Lat.: Tyto alba; Dr.: Ka(a)rkoele, Katoele
Zeldzame broedvogel, broedend in boerderijen en schuren. Misschien broedt 1% van de populatie daadwerkelijk in kerken.
Door uitbreiding van dorpen en steden zijn de voedselgebieden steeds verder weg komen te liggen van de nestplaatsen. De favoriete broedplaatsen zijn vooral boerderijen. Vanaf de jaren '80 geniet deze soort speciale aandacht van de Werkgroep Kerkuilen Drenthe. Honderden kasten zijn gebouwd en worden gecontroleerd. De aandacht heeft succes gehad: na 7 broedparen in 1979, werden in 1999 253 paren vastgesteld. Zo'n 20-50% van de Nederlandse populatie van deze Rode Lijst-soort broedt in Drenthe.
Doodsoorzaak nummer één is het verkeer.
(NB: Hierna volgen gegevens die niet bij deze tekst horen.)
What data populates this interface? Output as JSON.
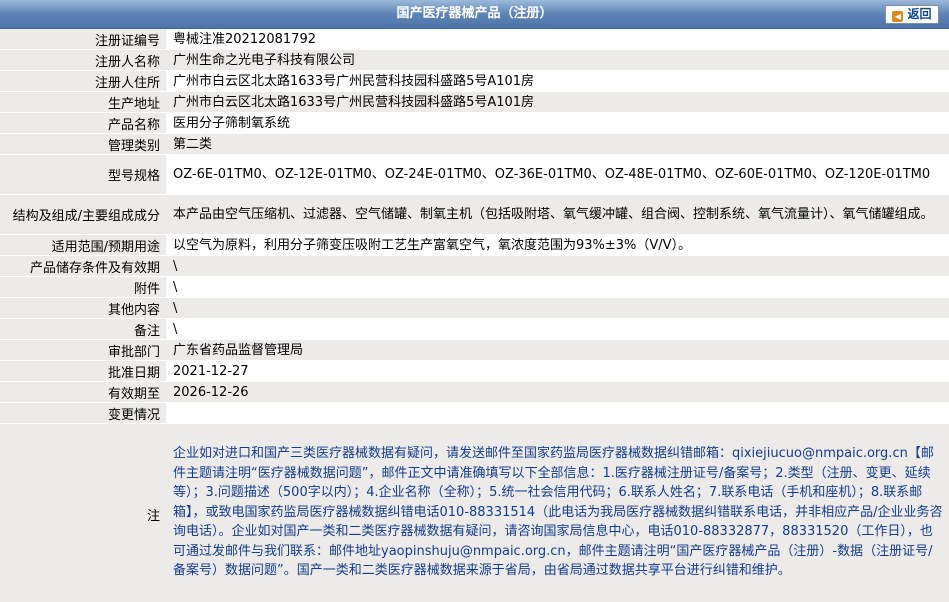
{
  "header": {
    "title": "国产医疗器械产品（注册）",
    "back_label": "返回"
  },
  "fields": [
    {
      "label": "注册证编号",
      "value": "粤械注准20212081792"
    },
    {
      "label": "注册人名称",
      "value": "广州生命之光电子科技有限公司"
    },
    {
      "label": "注册人住所",
      "value": "广州市白云区北太路1633号广州民营科技园科盛路5号A101房"
    },
    {
      "label": "生产地址",
      "value": "广州市白云区北太路1633号广州民营科技园科盛路5号A101房"
    },
    {
      "label": "产品名称",
      "value": "医用分子筛制氧系统"
    },
    {
      "label": "管理类别",
      "value": "第二类"
    },
    {
      "label": "型号规格",
      "value": "OZ-6E-01TM0、OZ-12E-01TM0、OZ-24E-01TM0、OZ-36E-01TM0、OZ-48E-01TM0、OZ-60E-01TM0、OZ-120E-01TM0"
    },
    {
      "label": "结构及组成/主要组成成分",
      "value": "本产品由空气压缩机、过滤器、空气储罐、制氧主机（包括吸附塔、氧气缓冲罐、组合阀、控制系统、氧气流量计）、氧气储罐组成。"
    },
    {
      "label": "适用范围/预期用途",
      "value": "以空气为原料，利用分子筛变压吸附工艺生产富氧空气，氧浓度范围为93%±3%（V/V）。"
    },
    {
      "label": "产品储存条件及有效期",
      "value": "\\"
    },
    {
      "label": "附件",
      "value": "\\"
    },
    {
      "label": "其他内容",
      "value": "\\"
    },
    {
      "label": "备注",
      "value": "\\"
    },
    {
      "label": "审批部门",
      "value": "广东省药品监督管理局"
    },
    {
      "label": "批准日期",
      "value": "2021-12-27"
    },
    {
      "label": "有效期至",
      "value": "2026-12-26"
    },
    {
      "label": "变更情况",
      "value": ""
    }
  ],
  "note": {
    "label": "注",
    "text": "企业如对进口和国产三类医疗器械数据有疑问，请发送邮件至国家药监局医疗器械数据纠错邮箱：qixiejiucuo@nmpaic.org.cn【邮件主题请注明“医疗器械数据问题”，邮件正文中请准确填写以下全部信息：1.医疗器械注册证号/备案号；2.类型（注册、变更、延续等）；3.问题描述（500字以内）；4.企业名称（全称）；5.统一社会信用代码；6.联系人姓名；7.联系电话（手机和座机）；8.联系邮箱】，或致电国家药监局医疗器械数据纠错电话010-88331514（此电话为我局医疗器械数据纠错联系电话，并非相应产品/企业业务咨询电话）。企业如对国产一类和二类医疗器械数据有疑问，请咨询国家局信息中心，电话010-88332877，88331520（工作日），也可通过发邮件与我们联系：邮件地址yaopinshuju@nmpaic.org.cn，邮件主题请注明“国产医疗器械产品（注册）-数据（注册证号/备案号）数据问题”。国产一类和二类医疗器械数据来源于省局，由省局通过数据共享平台进行纠错和维护。"
  }
}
In Drenthe sneuvelen veel vogels op de rijks- en provinciale wegen. Dit heeft vooral te maken met de toegenomen verkeersdrukte en het rijke voedselaanbod (muizen) in de bermen. De lage aantallen van 1979 hielden verband met de grote wintersterfte. Topjaren worden vaak vooraf gegaan door zachte winters en lopen parallel met goede muizenjaren. De best bezette gebieden liggen in de kleinschalige landschappen van Peize, Roden en Norg, de omgeving Uffelte/Havelte, Zweeloo/Gees en Rolde/ Amen.